"[...] o inóspito, árido e descurado processo encontra-se estreitamente relacionado com as correntes espirituais dos povos e [...] as suas diversas concretizações devem ser incluídas entre os mais importantes testemunhos da cultura" (F. Klein (1902))



23/02/2021

Jurisprudência 2020 (154)


Litigância de má fé;
indemnização


1. O sumário de RC 23/6/2020 (2374/19.0T8VIS-A.C1) é o seguinte:

I - No que respeita à fixação da indemnização por litigância de má fé, nos termos do disposto nos n.º 2 e 3 do artigo 543.º do C.P.C., o juiz «com prudente arbítrio», «opta pela indemnização que julgue mais adequada», segundo «o que parecer razoável», depois de «ouvidas as partes», o que implica que não se exija produção formal de provas como ocorre na audiência de julgamento.

II - O prudente arbítrio, a razoabilidade, arrancam de uma correspondência entre o que se tem por razoável e a realidade histórica e esta, na falta de produção de provas, obtém-se apelando aos dados que constam do processo, às alegações das partes, ao que é comum acontecer na vida quotidiana, às regras da experiência.

III – Se o mesmo interesse económico for suscetível de ser tutelado por mais que uma norma, o titular do interesse/direito pode optar por qualquer delas, ficando precludida a outra via.

IV - A indemnização originada pela litigância de má fé não está limitada ao valor fixado para a respetiva multa.

V – Os honorários de advogado são fixados tendo em consideração os critérios estabelecidos no Estatuto da Ordem dos Advogados (artigo 105.º) e não se acordo com os montantes estabelecidos na Portaria n.º 1386/2004 de 10 de novembro para o apoio judiciário.


2. Na fundamentação do acórdão escreveu-se o seguinte:

"1 – A primeira questão colocada respeita à determinação do valor a arbitrar em sede de compensação de honorários ao mandatário.

O Código de Processo Civil determina nos seus n.º 2 e 3 do artigo 543.º o seguinte:

«2 - O juiz opta pela indemnização que julgue mais adequada à conduta do litigante de má-fé, fixando-a sempre em quantia certa.

3 - Se não houver elementos para se fixar logo na sentença a importância da indemnização, são ouvidas as partes e fixa-se depois, com prudente arbítrio, o que parecer razoável, podendo reduzir-se aos justos limites as verbas de despesas e de honorários apresentadas pela parte».

A indemnização é fixada, por conseguinte, segundo o prudente arbítrio do tribunal, segundo um juízo de razoabilidade.

Não se trata, pois, de indemnizar os danos segundo os critérios civilísticos consagrados no artigo 562.º do Código Civil, onde se dispõe que «Quem estiver obrigado a reparar um dano deve reconstituir a situação que existiria, se não se tivesse verificado o evento que obriga à reparação».

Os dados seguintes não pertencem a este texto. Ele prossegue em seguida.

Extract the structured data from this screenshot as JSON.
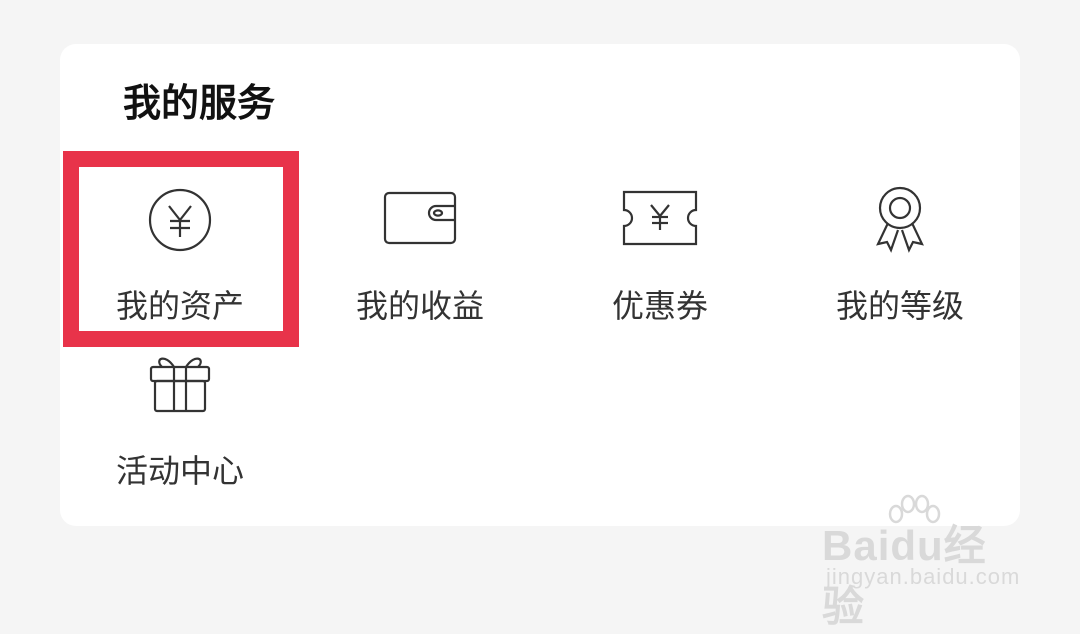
{
  "section_title": "我的服务",
  "services": [
    {
      "label": "我的资产",
      "icon": "yen-coin-icon"
    },
    {
      "label": "我的收益",
      "icon": "wallet-icon"
    },
    {
      "label": "优惠券",
      "icon": "yen-ticket-icon"
    },
    {
      "label": "我的等级",
      "icon": "medal-icon"
    },
    {
      "label": "活动中心",
      "icon": "gift-icon"
    }
  ],
  "highlight_color": "#e8334a",
  "watermark": {
    "logo": "Baidu经验",
    "url": "jingyan.baidu.com"
  }
}
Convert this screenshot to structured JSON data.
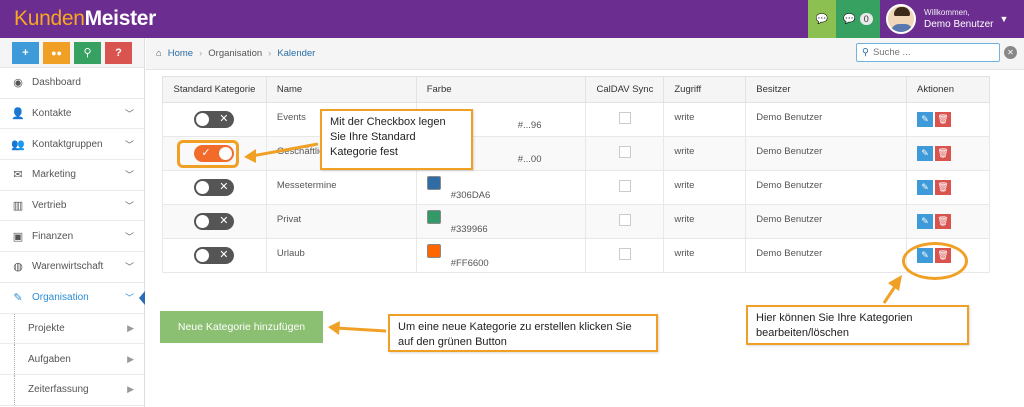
{
  "brand": {
    "part1": "Kunden",
    "part2": "Meister"
  },
  "topbar": {
    "message_badge": "0",
    "welcome_line": "Willkommen,",
    "user_name": "Demo Benutzer"
  },
  "sidebar": {
    "tools": [
      "+",
      "💬",
      "🔍",
      "?"
    ],
    "items": [
      {
        "label": "Dashboard",
        "icon": "palette-icon"
      },
      {
        "label": "Kontakte",
        "icon": "user-icon"
      },
      {
        "label": "Kontaktgruppen",
        "icon": "users-icon"
      },
      {
        "label": "Marketing",
        "icon": "envelope-icon"
      },
      {
        "label": "Vertrieb",
        "icon": "bar-chart-icon"
      },
      {
        "label": "Finanzen",
        "icon": "money-icon"
      },
      {
        "label": "Warenwirtschaft",
        "icon": "globe-icon"
      },
      {
        "label": "Organisation",
        "icon": "edit-icon"
      }
    ],
    "subitems": [
      "Projekte",
      "Aufgaben",
      "Zeiterfassung"
    ]
  },
  "breadcrumb": {
    "home": "Home",
    "section": "Organisation",
    "current": "Kalender"
  },
  "search": {
    "placeholder": "Suche ..."
  },
  "table": {
    "headers": [
      "Standard Kategorie",
      "Name",
      "Farbe",
      "CalDAV Sync",
      "Zugriff",
      "Besitzer",
      "Aktionen"
    ],
    "rows": [
      {
        "name": "Events",
        "color_hex": "#...96",
        "color": "",
        "access": "write",
        "owner": "Demo Benutzer",
        "default": false
      },
      {
        "name": "Geschäftlich",
        "color_hex": "#...00",
        "color": "",
        "access": "write",
        "owner": "Demo Benutzer",
        "default": true
      },
      {
        "name": "Messetermine",
        "color_hex": "#306DA6",
        "color": "#306DA6",
        "access": "write",
        "owner": "Demo Benutzer",
        "default": false
      },
      {
        "name": "Privat",
        "color_hex": "#339966",
        "color": "#339966",
        "access": "write",
        "owner": "Demo Benutzer",
        "default": false
      },
      {
        "name": "Urlaub",
        "color_hex": "#FF6600",
        "color": "#FF6600",
        "access": "write",
        "owner": "Demo Benutzer",
        "default": false
      }
    ]
  },
  "add_button": "Neue Kategorie hinzufügen",
  "callouts": {
    "checkbox": "Mit der Checkbox legen Sie Ihre Standard Kategorie fest",
    "add": "Um eine neue Kategorie zu erstellen klicken Sie auf den grünen Button",
    "edit": "Hier können Sie Ihre Kategorien bearbeiten/löschen"
  },
  "colors": {
    "topbar": "#6b2d8f",
    "logo_accent": "#f7a823",
    "callout_border": "#f0a024",
    "add_button": "#8bbf71",
    "toggle_on": "#f26b2a"
  }
}
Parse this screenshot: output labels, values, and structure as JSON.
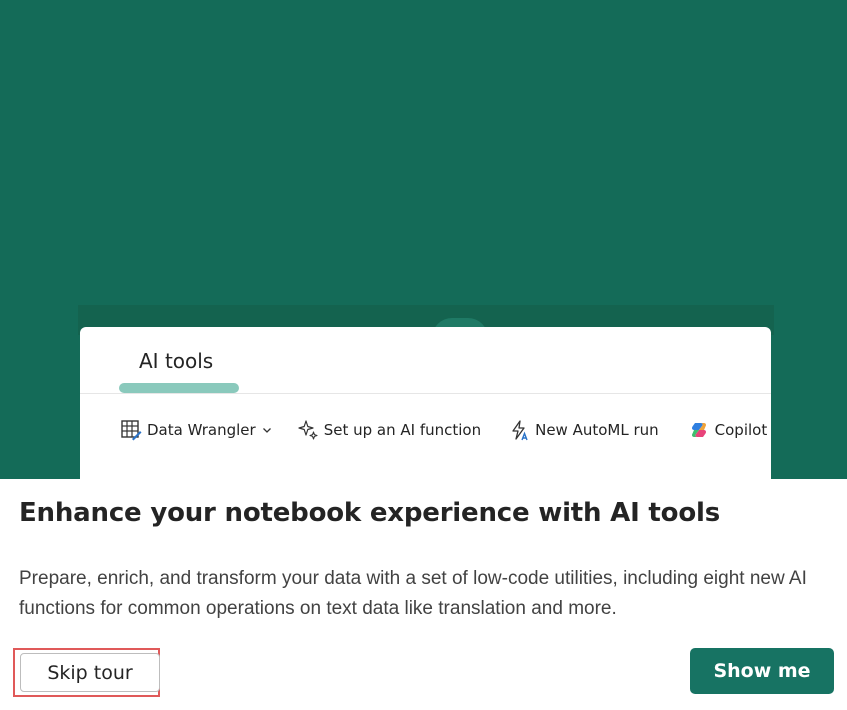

A recorrente argumenta que o valor base dos honorários a ter em linha de conta para este efeito, tem por base a tabela dos honorários praticados no âmbito do Acesso ao Direito, matéria esta que é regulada pela Portaria n.º 1386/2004 e segundo estes critérios os honorários seriam de €204,00 pela providência propriamente dita; € 229,50 pelo recurso de apelação e €229,50 pelo recurso de revista, tudo num total de € 663,00, que acrescido de IVA perfazia o valor de € 815,49.

Não se acompanha a recorrente, porquanto se esse fosse o critério querido pelo legislador, este tê-lo-ia dito no artigo 543.º do C.P.C. ou em outra disposição apropriada para o efeito, mas não o disse.

Tem-se entendido, sim, que os honorários aqui em questão são os honorários correntes, fixados nos termos do Estatuto da Ordem dos advogados (artigo 105.º do Estatuto, aprovado pela Lei n.º 145/2015, de 09 de setembro).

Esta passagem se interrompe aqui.